= Distributed operations =

Distributed Operations (DO) is a war-fighting concept drafted by the United States Marine Corps and developed primarily by their Warfighting Laboratory as a response to the changing environment of the Global War on Terror. Adaptive enemies and a more complex environment were seen as requiring conventional forces to maintain the ability to decentralize decision making and distribute their forces. The overarching goal of DO is to maximize a Marine Air Ground Task Force commander's ability to employ tactical units across the depth and breadth of a non-linear battlespace.

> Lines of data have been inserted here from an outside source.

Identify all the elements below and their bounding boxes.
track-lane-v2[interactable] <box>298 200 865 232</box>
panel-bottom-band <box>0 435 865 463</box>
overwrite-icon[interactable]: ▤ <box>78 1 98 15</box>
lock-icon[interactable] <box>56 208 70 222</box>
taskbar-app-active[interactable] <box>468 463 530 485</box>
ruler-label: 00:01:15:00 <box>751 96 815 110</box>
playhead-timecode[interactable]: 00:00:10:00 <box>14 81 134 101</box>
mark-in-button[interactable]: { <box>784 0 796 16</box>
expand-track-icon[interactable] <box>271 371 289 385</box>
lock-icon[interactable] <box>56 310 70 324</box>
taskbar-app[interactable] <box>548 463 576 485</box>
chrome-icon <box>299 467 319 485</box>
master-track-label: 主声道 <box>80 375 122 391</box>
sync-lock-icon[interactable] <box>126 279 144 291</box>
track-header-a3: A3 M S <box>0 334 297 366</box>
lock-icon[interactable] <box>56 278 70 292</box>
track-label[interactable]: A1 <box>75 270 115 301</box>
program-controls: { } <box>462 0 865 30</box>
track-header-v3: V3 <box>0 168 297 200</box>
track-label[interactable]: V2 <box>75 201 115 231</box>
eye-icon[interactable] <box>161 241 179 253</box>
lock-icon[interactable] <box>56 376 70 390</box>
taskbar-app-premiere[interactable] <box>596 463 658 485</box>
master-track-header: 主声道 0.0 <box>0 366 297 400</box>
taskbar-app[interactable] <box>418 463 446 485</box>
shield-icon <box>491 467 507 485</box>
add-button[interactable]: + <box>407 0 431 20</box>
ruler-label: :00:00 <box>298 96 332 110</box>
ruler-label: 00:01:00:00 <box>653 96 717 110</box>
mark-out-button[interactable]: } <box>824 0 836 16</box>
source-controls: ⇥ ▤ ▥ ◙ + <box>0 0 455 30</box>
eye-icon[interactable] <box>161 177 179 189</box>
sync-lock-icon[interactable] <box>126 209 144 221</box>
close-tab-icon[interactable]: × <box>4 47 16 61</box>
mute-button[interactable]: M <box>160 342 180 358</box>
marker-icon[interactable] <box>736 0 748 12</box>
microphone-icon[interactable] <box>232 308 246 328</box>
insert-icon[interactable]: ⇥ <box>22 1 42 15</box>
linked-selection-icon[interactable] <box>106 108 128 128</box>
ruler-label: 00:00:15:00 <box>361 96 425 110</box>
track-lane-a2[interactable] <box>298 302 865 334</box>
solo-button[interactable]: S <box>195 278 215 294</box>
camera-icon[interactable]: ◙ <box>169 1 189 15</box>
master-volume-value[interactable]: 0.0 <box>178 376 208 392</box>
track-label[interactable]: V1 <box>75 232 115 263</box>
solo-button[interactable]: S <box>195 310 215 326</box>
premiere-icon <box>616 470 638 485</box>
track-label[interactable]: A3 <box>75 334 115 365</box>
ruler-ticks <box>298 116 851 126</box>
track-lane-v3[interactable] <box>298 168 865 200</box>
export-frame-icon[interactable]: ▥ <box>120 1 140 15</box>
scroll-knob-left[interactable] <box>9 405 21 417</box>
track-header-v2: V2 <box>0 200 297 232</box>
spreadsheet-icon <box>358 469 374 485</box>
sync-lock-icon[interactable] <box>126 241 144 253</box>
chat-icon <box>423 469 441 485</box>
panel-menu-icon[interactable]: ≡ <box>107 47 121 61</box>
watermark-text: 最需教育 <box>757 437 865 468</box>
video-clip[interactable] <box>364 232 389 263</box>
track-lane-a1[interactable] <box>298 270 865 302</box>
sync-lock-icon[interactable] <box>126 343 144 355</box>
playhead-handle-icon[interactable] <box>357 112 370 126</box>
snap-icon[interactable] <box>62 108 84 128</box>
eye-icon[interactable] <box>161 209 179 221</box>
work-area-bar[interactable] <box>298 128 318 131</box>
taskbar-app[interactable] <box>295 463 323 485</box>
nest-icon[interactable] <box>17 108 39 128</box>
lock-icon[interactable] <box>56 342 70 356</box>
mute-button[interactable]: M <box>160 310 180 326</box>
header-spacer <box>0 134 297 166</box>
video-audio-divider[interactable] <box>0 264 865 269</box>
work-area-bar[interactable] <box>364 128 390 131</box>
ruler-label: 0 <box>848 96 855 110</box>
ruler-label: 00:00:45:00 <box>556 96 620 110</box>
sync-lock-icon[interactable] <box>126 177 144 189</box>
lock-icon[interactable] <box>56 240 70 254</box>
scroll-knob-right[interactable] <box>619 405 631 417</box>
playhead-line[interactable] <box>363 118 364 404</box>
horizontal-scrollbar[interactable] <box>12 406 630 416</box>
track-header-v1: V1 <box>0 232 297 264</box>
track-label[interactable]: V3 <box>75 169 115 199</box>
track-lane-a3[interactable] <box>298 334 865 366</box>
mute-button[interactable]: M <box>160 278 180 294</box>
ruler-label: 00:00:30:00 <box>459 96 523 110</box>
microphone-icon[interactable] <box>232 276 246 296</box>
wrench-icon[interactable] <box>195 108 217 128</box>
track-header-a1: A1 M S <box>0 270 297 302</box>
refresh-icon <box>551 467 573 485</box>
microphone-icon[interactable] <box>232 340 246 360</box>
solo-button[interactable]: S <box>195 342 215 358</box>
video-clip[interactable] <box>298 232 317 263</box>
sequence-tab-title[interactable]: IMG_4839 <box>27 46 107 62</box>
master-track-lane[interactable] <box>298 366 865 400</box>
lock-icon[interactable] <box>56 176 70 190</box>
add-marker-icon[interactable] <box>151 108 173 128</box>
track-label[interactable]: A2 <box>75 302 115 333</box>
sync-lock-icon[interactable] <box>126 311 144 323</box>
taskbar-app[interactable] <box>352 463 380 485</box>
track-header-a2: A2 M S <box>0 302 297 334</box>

Distributed Operations is a form of maneuver warfare where small, highly capable units spread across a large area of operations will create an advantage over an adversary through the deliberate use of separation and coordinated, independent tactical actions. DO units will use close combat or supporting arms to disrupt the enemy's access to key terrain and avenues of approach. Positioning numerous smaller ships over a vast geographic area and swiftly aggregate them, would better support counterinsurgency operations allowing a fast response to threats while maintaining the ability to overmatch adversaries through a well-integrated and enabled network with highly precise and coordinated fires. A February 2021 Marine Corps tentative manual on Expeditionary Advanced Base Operations (EABO) states that Littoral manoeuvre will rely heavily on surface platforms such as the light amphibious warship (LAW) and a range of surface connectors, as well as aviation assets. The LAW is envisioned as the principal littoral maneuver vessel of the littoral force. A November 9, 2020, press report stated that, as part of its LAW industry studies, the Navy had received nine LAW concept designs from 16 design firms and shipyards, some of which have paired into teams. The report quoted a Navy official as stating that the following firms were participating in the industry studies: Austal USA, BMT Designers, Bollinger Shipyards, Crescere Marine Engineering, Damen, Hyak Marine, Independent Maritime Assessment Associates, Nichols Brothers Boat Builders, Sea Transport, Serco, St. John Shipbuilding, Swiftships, Technology Associates Inc., Thoma-Sea, VT Halter Marine and Fincantieri. Light Amphibious Warships (LAWs) would be instrumental to these operations, with LAWs embarking, transporting, landing, and subsequently reembarking these small Marine Corps units. This type of warfare will be dependent on well trained and professional small unit leaders, focused and energetic training of small units and more robust communications and tactical mobility assets for those smaller units. A greater focus will also be placed on language and cultural training.

DO has two deployment modes; disburse and coalesce. In the disbursal mode distributed units spread out to find targets, gather intel, and secure lightly defended infrastructure. In Coalesce mode units coalesce to concentrate all of their firepower on large, heavily defended targets of opportunity, high value targets, perhaps with the aid of air and sea-based bombardment. The general model is that of an immune system. When a pathogen is located, the antibody attacks the pathogen, but not before messaging the body to send more resources to finish attack.

==Historical examples==
- Finnish small unit tactics during the Winter War of 1939–1940.
- British and Indian "Chindit" tactics employed against the Japanese during the Burma Campaign.
- The U.S. Marines Combined Action Program during the Vietnam War.